A la fenêtre de la maison voisine, un petit garçon venait d'ouvrir les rideaux. Il installait une Hanoukkia, un chandelier à huit branches plus une. Chaque soir, à partir de demain, il allumerait une des lumières en souvenir de la ménorah du Temple de Jérusalem qui avait brûlé huit jours durant. Le petit garçon - avait-il quatre ans ? - était tellement impatient qu'il venait déjà positionner le chandelier. Il remarqua la fillette, assise et malheureuse et lui fit un signe de la main. Au moins, lui, il était heureux. C'était là une piètre consolation. Elle lui rendit son salut, et se leva. Il était temps qu'elle rentre chez elle. Suivant une étrange inspiration, elle ne prit pas le chemin le plus direct. Pensant au petit garçon, elle observa les fenêtres des maisons. Les lumières commençaient à s'allumer, et la vie s'inscrivait à contre-jour dans les petites lucarnes. Parfois, elle pouvait y observer des ombres s'y activer, quelques mouvements volés, un vieil homme décorant son intérieur, deux amoureux qui s'embrassent, trois petites filles qui scrutent la rue... Peut-être qu'elle se posait trop de questions, après tout. Ses pas, son étrange inspiration, l'avaient menée jusqu'ici, la maison d'Ethan.

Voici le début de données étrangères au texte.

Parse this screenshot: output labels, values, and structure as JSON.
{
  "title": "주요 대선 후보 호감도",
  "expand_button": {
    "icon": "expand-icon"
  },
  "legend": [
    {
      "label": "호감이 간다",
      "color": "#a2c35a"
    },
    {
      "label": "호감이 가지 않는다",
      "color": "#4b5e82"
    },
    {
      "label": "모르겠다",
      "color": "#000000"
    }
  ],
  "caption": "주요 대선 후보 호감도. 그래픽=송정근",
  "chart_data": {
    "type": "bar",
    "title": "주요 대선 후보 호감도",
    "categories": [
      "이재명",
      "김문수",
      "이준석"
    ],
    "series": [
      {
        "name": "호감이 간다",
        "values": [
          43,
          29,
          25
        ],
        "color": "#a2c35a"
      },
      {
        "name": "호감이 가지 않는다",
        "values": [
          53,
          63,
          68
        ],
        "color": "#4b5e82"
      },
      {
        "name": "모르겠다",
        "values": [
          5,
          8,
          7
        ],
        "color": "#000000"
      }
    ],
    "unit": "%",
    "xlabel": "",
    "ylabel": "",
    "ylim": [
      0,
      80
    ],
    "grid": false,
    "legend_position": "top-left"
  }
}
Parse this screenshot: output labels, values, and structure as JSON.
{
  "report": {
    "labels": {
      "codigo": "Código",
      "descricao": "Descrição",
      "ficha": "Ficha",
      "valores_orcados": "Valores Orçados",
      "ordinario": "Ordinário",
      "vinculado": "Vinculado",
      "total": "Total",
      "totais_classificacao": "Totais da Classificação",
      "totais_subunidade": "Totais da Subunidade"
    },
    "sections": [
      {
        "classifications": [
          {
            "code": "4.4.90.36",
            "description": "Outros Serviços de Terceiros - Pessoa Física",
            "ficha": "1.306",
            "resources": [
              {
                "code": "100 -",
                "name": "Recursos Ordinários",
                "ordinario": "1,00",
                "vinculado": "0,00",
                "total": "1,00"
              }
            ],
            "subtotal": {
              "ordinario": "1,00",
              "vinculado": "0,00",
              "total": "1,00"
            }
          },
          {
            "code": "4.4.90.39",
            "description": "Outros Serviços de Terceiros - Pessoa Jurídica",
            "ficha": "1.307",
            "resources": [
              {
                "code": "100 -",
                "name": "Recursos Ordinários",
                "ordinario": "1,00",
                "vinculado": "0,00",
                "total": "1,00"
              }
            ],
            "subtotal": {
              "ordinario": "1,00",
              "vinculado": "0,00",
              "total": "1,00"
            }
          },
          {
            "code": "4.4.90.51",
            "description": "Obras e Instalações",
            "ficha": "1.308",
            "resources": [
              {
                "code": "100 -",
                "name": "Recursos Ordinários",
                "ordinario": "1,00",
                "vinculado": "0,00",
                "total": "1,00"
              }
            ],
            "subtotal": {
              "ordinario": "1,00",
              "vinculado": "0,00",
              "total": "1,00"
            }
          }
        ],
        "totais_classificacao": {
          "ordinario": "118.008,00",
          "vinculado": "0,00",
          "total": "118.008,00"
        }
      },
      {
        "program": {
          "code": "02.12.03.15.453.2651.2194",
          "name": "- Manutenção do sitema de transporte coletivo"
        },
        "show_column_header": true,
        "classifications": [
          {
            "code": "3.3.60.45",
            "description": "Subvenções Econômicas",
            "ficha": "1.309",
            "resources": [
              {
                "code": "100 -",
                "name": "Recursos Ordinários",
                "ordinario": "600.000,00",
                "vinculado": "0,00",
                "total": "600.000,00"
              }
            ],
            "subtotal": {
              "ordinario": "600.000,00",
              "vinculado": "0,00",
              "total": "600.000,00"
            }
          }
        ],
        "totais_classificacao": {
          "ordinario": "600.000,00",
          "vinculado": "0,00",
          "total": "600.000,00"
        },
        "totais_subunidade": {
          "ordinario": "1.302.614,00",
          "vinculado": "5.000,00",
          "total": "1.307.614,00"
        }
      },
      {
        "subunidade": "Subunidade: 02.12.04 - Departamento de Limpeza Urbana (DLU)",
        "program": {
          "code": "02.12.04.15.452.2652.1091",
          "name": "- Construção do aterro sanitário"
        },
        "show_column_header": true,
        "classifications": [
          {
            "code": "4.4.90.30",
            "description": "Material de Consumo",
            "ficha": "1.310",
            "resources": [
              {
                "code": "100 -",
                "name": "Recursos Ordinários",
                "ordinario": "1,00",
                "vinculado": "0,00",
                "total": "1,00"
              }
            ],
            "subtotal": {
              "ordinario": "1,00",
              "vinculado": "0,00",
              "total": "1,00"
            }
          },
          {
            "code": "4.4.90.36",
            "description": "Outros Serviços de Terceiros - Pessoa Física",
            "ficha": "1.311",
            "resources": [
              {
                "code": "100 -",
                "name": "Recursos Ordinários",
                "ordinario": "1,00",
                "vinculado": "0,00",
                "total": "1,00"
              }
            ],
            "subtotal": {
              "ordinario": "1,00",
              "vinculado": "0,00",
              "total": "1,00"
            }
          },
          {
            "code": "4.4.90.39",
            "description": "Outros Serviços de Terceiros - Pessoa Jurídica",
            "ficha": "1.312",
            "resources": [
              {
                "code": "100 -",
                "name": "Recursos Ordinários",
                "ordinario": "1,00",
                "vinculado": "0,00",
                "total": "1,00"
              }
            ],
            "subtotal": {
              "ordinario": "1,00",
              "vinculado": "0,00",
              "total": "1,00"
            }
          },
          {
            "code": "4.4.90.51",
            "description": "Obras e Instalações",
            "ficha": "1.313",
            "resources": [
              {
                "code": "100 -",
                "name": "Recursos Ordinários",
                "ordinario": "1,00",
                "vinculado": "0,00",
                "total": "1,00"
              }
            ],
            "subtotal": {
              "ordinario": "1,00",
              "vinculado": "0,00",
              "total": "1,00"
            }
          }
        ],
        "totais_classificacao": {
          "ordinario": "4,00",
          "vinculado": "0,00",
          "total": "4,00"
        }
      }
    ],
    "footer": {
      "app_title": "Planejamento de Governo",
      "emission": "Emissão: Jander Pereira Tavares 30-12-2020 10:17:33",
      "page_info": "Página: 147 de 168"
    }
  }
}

De l'extérieur, la maison racontait la vie paisible d'une famille ordinaire. Les lumières y brillaient, aussi vives qu'ailleurs. Peut-être qu'il y avait encore de l'espoir pour les parents d'Ethan. Elle l'espérait. Elle allait partir quand elle le vit à la fenêtre. Lui aussi avait remarqué sa présence. C'était un peu gênant : qu'allait-il penser ? Il leva la main, la posant à plat sur le verre de la fenêtre. Ce n'était pas exactement un coucou. C’était… Elle comprit le message : “tu n’es pas seule”. D’ailleurs, n’était-ce pas le message du petit garçon de tout à l’heure ? Et Mamita avait dit : Reviens quand tu veux. Saba avait dit la même chose. Oui, Ethan avait raison, elle n'était sans doute pas seule. Elle lui fit un sourire et le laissa avec sa famille.
Sur la porte de sa propre maison, elle trouva une affichette.
Elle chagrine le matin,
Mais le soir redonne espoir.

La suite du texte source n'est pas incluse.